Come saperlo? Cosa dimostra la custodia vuota? l'apertura della finestra? che lo sia o no? se c'è o no musica? se non viene dal vento, dal mare, dall'estate rumorosa dei bagnanti? se proviene dalla terrazza o da dentro, dalla nostra? Sì, forse lo era, e allora? ma non era per lei, non era per noi, non era per nessuno, hai capito? ed è per questo che se ne va, hai capito? Sebbene!

Tisana

Lei si dibatteva e si dibatteva, ma non erano coliche, poverina, era casalinga e cattolica. Pensavo sempre a tutti i tipi di corsi e li frequentavo: informatica, infermieristica, trucco, parrucchiere, manicure, qualsiasi cosa mi capitasse a tiro. Credo che proverei anche con l'inglese. Nessuno di loro finì, ovviamente, perché a volte erano i soldi, a volte era la testa che non funzionava. Era con me da anni, sempre uguale, ricomparendo di tanto in tanto con qualche nuovo corsivo; ultimamente, tuttavia, sembrava essere stata colta da una nuova furia; buttava via riviste, giornali, volantini, opuscoli... Sorrideva, sapete, sua madre era stata una domestica, sua sorella era una domestica, e sua figlia, a parte la lotteria, non avrebbe avuto altra fortuna.

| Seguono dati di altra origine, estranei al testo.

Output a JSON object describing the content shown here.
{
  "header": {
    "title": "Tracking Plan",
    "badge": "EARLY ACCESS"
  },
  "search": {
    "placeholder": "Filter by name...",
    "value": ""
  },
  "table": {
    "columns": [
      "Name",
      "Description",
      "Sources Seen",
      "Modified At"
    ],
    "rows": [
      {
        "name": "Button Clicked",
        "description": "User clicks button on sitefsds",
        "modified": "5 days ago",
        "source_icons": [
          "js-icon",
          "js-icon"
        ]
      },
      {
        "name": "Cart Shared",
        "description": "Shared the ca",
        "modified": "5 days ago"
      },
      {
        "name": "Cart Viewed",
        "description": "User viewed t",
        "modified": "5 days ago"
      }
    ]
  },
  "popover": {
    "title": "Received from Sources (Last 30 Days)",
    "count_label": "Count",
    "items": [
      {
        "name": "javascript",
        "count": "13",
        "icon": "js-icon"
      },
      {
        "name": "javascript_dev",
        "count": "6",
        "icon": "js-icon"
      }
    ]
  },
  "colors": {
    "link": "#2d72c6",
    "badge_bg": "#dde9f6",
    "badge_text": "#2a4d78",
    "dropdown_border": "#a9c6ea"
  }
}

Niente era cambiato, era solo un altro credo in vista, rimaneva efficiente come sempre, e discreto, consapevole del suo posto, una qualità inestimabile, come sapete, e che pagava il meglio che poteva. Era buongiorno, buon pomeriggio, quando passeggiava dopo la scuola, e buonasera, quando andava in pensione (o si rimpiccioliva, un'impressione che ho sempre avuto e che non ho mai capito). Buona notte? Aveva cominciato a sentire un certo rumore... strano, e per quanto ascoltasse non riusciva a capire cosa fosse, uno sfregamento, uno scricchiolio, dei fogli? Sembrava che, se non te ne frega niente, carte o zampe? Non chiusi più occhio né ascoltai più. C'è qualche rumore, anche lo scricchiolio del legno, nella stanza? nel corridoio? rosicchiato? e lo prese con la pantofola.

Un giorno molto presto, incoraggiato dalla luce, in punta di piedi la presi in braccio, inginocchiata sul bordo del letto, con le mani giunte, come una mantide religiosa? No, la mantide religiosa non fa quel rumore, quel terribile insetto che mangi senza ritegno e che cresce senza ritegno mentre lo mangi, l'insetto. Un altro giorno, un'altra notte, ho giurato, mi sono schiantato contro i muri, volando alla cieca, alla cieca e con gli occhi strabici, sempre più superficiale, ho aperto l'Ave Maria con la pelle d'oca, te lo ricordi ancora? – ala, poteva essere solo, immenso, mortuario, sudario, non poteva essere carta, né lenzuolo, copriva la testa, frusciava, tè, tè, tè, fino al tonfo finale sulla porta della camera da letto. Lo presi e lo ringraziai: stavo tremando? la tazza, hai notato? di tisana.

La mattina dopo, dopo un'altra notte limpida e buia come il giorno, quando all'improvviso la vidi in alto, con le braccia alzate, aperte, incollate, che si dimenavano contro il vetro della finestra, bolle? uova? gocciolante… ti… sâ… nia! sì, era proprio lei, era lei, era quella giusta, Tisania agrippina! L'avevo letto una volta, ora lo ricordavo, la falena impossibile, un giorno si sarebbe rotta, ne ero certa, più paura che certezza, ma lo ero, imperatrice, e pretendevo, sì, sì, pretendevo, questa ossessione per i corsi non faceva che saccheggiare i miei risparmi, che non avevo ma che avrei potuto avere, se non fosse stato per questo inferno, prometteva persino un aumento, purché dormisse in pace e in pace lasciassi anche il mio dolore - ingoiai. Sorridere, sai, era tutto ciò che serviva. Fuori, Agrippina! Urlai dentro di me e la buttai fuori.